Música
Black Pantera lança “Continental”, novo álbum inspirado no universo dos games
Com referências a jogos clássicos, crítica social e peso do rock, banda mineira usa universo gamer para falar sobre os desafios da vida contemporânea
E se a vida fosse um videogame? Para o Black Pantera, a resposta passa por fases difíceis, inimigos inesperados, recomeços e, principalmente, pela necessidade de continuar jogando mesmo quando as condições parecem estar contra você.
É a partir dessa ideia que a banda mineira apresenta a nova fase de “Continental”, seu quinto álbum de estúdio. O projeto utiliza a estética dos videogames para construir uma narrativa que mistura rock, cultura gamer, referências dos anos 1990 e crítica social, mantendo a identidade política e contundente que acompanha o trio de Uberaba.
A primeira amostra dessa nova etapa veio com “Start The Game”, faixa que transforma a experiência de jogar em uma metáfora para enfrentar a realidade.
Em “Start The Game”, o universo dos games deixa de ser apenas uma referência estética e passa a funcionar como uma forma de interpretar o mundo. A música brinca com conceitos conhecidos por quem cresceu diante dos consoles: fases, obstáculos, vidas, desafios e chefões. Só que, nesse jogo, os problemas não ficam restritos à tela.

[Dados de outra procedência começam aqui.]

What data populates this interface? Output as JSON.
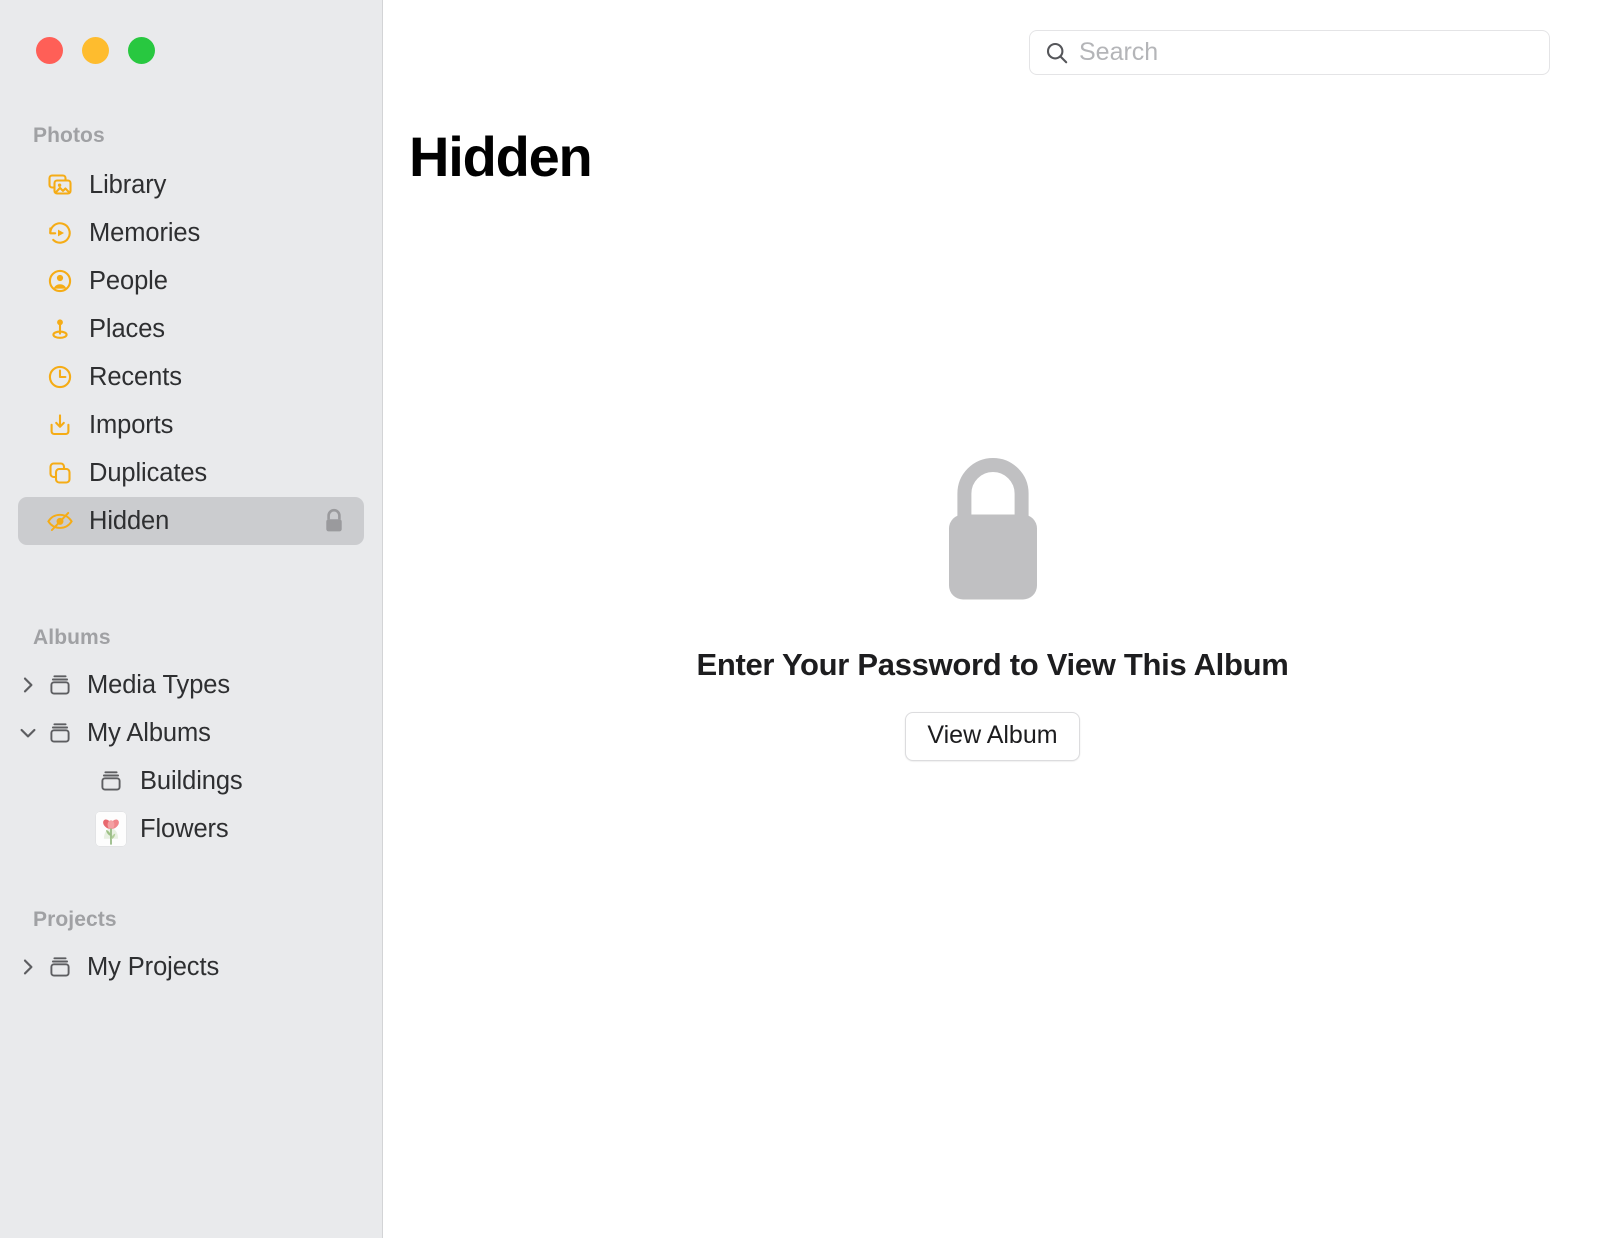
{
  "window": {
    "traffic_lights": [
      {
        "name": "close",
        "color": "#ff5f57"
      },
      {
        "name": "minimize",
        "color": "#febc2e"
      },
      {
        "name": "maximize",
        "color": "#28c840"
      }
    ]
  },
  "search": {
    "placeholder": "Search",
    "value": "",
    "icon": "search-icon"
  },
  "sidebar": {
    "sections": [
      {
        "id": "photos",
        "title": "Photos",
        "items": [
          {
            "id": "library",
            "label": "Library",
            "icon": "photo-stack-icon",
            "selected": false,
            "badge": null
          },
          {
            "id": "memories",
            "label": "Memories",
            "icon": "memories-icon",
            "selected": false,
            "badge": null
          },
          {
            "id": "people",
            "label": "People",
            "icon": "person-icon",
            "selected": false,
            "badge": null
          },
          {
            "id": "places",
            "label": "Places",
            "icon": "map-pin-icon",
            "selected": false,
            "badge": null
          },
          {
            "id": "recents",
            "label": "Recents",
            "icon": "clock-icon",
            "selected": false,
            "badge": null
          },
          {
            "id": "imports",
            "label": "Imports",
            "icon": "import-icon",
            "selected": false,
            "badge": null
          },
          {
            "id": "duplicates",
            "label": "Duplicates",
            "icon": "duplicates-icon",
            "selected": false,
            "badge": null
          },
          {
            "id": "hidden",
            "label": "Hidden",
            "icon": "eye-slash-icon",
            "selected": true,
            "badge": "lock-icon"
          }
        ]
      },
      {
        "id": "albums",
        "title": "Albums",
        "items": [
          {
            "id": "media-types",
            "label": "Media Types",
            "icon": "album-icon",
            "disclosure": "collapsed",
            "level": 0
          },
          {
            "id": "my-albums",
            "label": "My Albums",
            "icon": "album-icon",
            "disclosure": "expanded",
            "level": 0
          },
          {
            "id": "buildings",
            "label": "Buildings",
            "icon": "album-icon",
            "disclosure": null,
            "level": 1
          },
          {
            "id": "flowers",
            "label": "Flowers",
            "icon": "tulip-thumbnail",
            "disclosure": null,
            "level": 1
          }
        ]
      },
      {
        "id": "projects",
        "title": "Projects",
        "items": [
          {
            "id": "my-projects",
            "label": "My Projects",
            "icon": "album-icon",
            "disclosure": "collapsed",
            "level": 0
          }
        ]
      }
    ]
  },
  "main": {
    "title": "Hidden",
    "empty_state": {
      "icon": "lock-icon",
      "heading": "Enter Your Password to View This Album",
      "button_label": "View Album"
    }
  },
  "colors": {
    "accent_yellow": "#f5ac16",
    "sidebar_bg": "#e9eaec",
    "selection_bg": "#cbcccf",
    "section_header": "#a0a1a4",
    "label_text": "#2e2f31",
    "lock_gray": "#c0c0c2"
  }
}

A realidade é o próprio campo de batalha.
A faixa utiliza esse imaginário para falar sobre as dificuldades de viver em uma sociedade marcada por desigualdades e conflitos. A ideia de avançar, voltar algumas casas e tentar novamente funciona como uma representação dos momentos em que é necessário recomeçar para conseguir seguir em frente.
Uma das frases que resume a proposta da música é: “Fim do mundo é só uma fase, final boss é a humanidade”. O verso traduz a provocação do Black Pantera: em um mundo cheio de problemas, talvez o maior adversário seja a própria forma como a humanidade constrói e reproduz suas relações.
Do GTA ao Mortal Kombat
A estética gamer também ganhou espaço no videoclipe de “Start The Game”. Dirigido por Pedro Hensen, o trabalho transforma os integrantes do Black Pantera em personagens de videogame e os coloca em diferentes universos que fazem parte do imaginário de várias gerações.

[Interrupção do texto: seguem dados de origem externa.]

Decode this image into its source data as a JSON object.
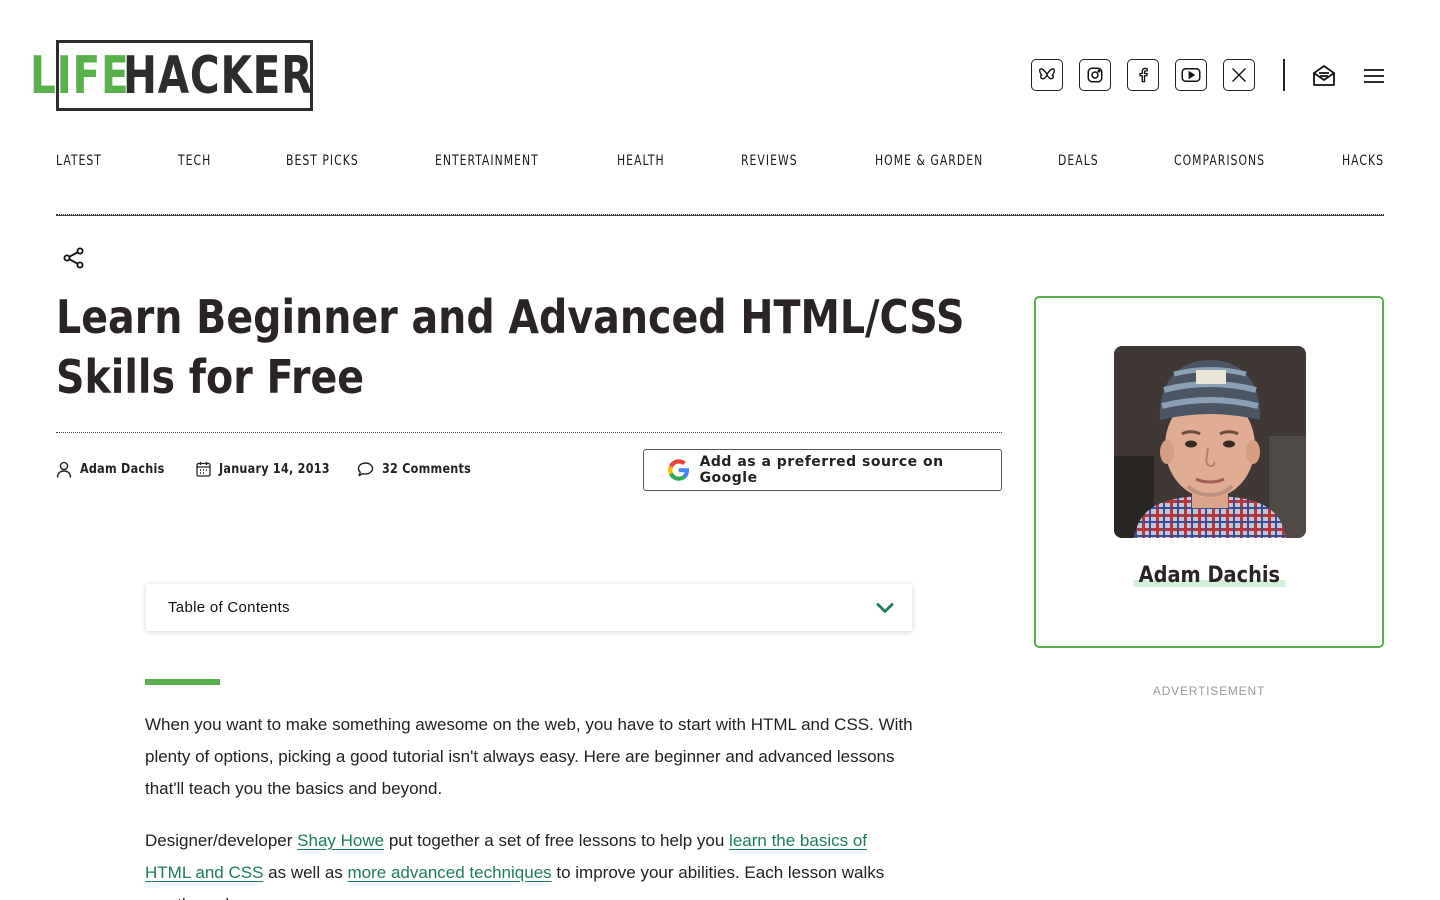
{
  "brand": {
    "part1": "LIFE",
    "part2": "HACKER",
    "accent_color": "#5ab04d",
    "dark_color": "#2d2d2d"
  },
  "header": {
    "social": [
      "bluesky-icon",
      "instagram-icon",
      "facebook-icon",
      "youtube-icon",
      "x-icon"
    ],
    "newsletter_icon": "newsletter-icon",
    "menu_icon": "hamburger-menu-icon"
  },
  "nav": {
    "items": [
      "LATEST",
      "TECH",
      "BEST PICKS",
      "ENTERTAINMENT",
      "HEALTH",
      "REVIEWS",
      "HOME & GARDEN",
      "DEALS",
      "COMPARISONS",
      "HACKS"
    ]
  },
  "article": {
    "title": "Learn Beginner and Advanced HTML/CSS Skills for Free",
    "author": "Adam Dachis",
    "date": "January 14, 2013",
    "comments": "32 Comments",
    "google_button": "Add as a preferred source on Google",
    "toc_label": "Table of Contents",
    "para1": "When you want to make something awesome on the web, you have to start with HTML and CSS. With plenty of options, picking a good tutorial isn't always easy. Here are beginner and advanced lessons that'll teach you the basics and beyond.",
    "para2": {
      "t1": "Designer/developer ",
      "link1": "Shay Howe",
      "t2": " put together a set of free lessons to help you ",
      "link2": "learn the basics of HTML and CSS",
      "t3": " as well as ",
      "link3": "more advanced techniques",
      "t4": " to improve your abilities. Each lesson walks you through"
    }
  },
  "sidebar": {
    "author_name": "Adam Dachis",
    "ad_label": "ADVERTISEMENT"
  },
  "colors": {
    "link": "#1d7d56",
    "accent": "#5ab04d",
    "title": "#2a2424"
  }
}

A animação passeia por referências a jogos como GTA, Tomb Raider, Mortal Kombat, The Legend of Zelda, The Sims, SimCity, Need for Speed, Pac-Man, Guitar Hero, FIFA e Metal Slug.
O clipe ainda faz referência a “Saci Filho do Vento”, jogo brasileiro ainda não lançado. A escolha das referências cria uma espécie de viagem pela memória gamer, especialmente por títulos que marcaram os anos 1990 e 2000. Ao mesmo tempo, o Black Pantera utiliza essa nostalgia para apresentar uma leitura contemporânea sobre a sociedade.

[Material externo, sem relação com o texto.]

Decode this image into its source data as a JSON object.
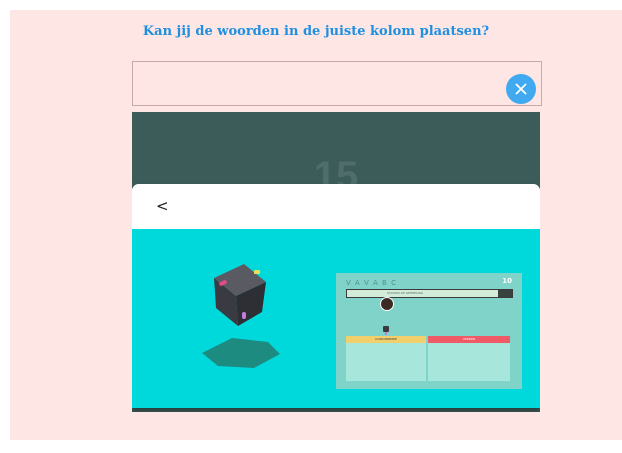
{
  "page": {
    "title": "Kan jij de woorden in de juiste kolom plaatsen?"
  },
  "toolbar": {
    "close_icon": "close-icon"
  },
  "game": {
    "background_number": "15"
  },
  "modal": {
    "back_label": "<"
  },
  "preview": {
    "title": "V A V A B C",
    "count": "10",
    "progress_label": "STATION OP GEHEELING",
    "column_left": "CONSUMENDE",
    "column_right": "VERDER",
    "progress": 0.92
  },
  "colors": {
    "title": "#1f8fe0",
    "close_button": "#40a9ef",
    "modal_body": "#00d9dc",
    "game_background": "#3c5c59",
    "column_left_header": "#f1cf6a",
    "column_right_header": "#ef5a66"
  }
}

O resultado é uma mistura entre diversão e crítica, sem transformar a mensagem da banda em algo menos contundente.
Embora “Continental” explore uma linguagem diferente, a nova produção não abandona uma das características mais importantes do Black Pantera: a capacidade de utilizar a música para questionar estruturas sociais.
Formado por Charles Gama, Chaene da Gama e Rodrigo Pantera, o grupo construiu sua identidade aproximando o rock pesado de discussões sobre racismo, desigualdade, identidade negra e realidade social brasileira.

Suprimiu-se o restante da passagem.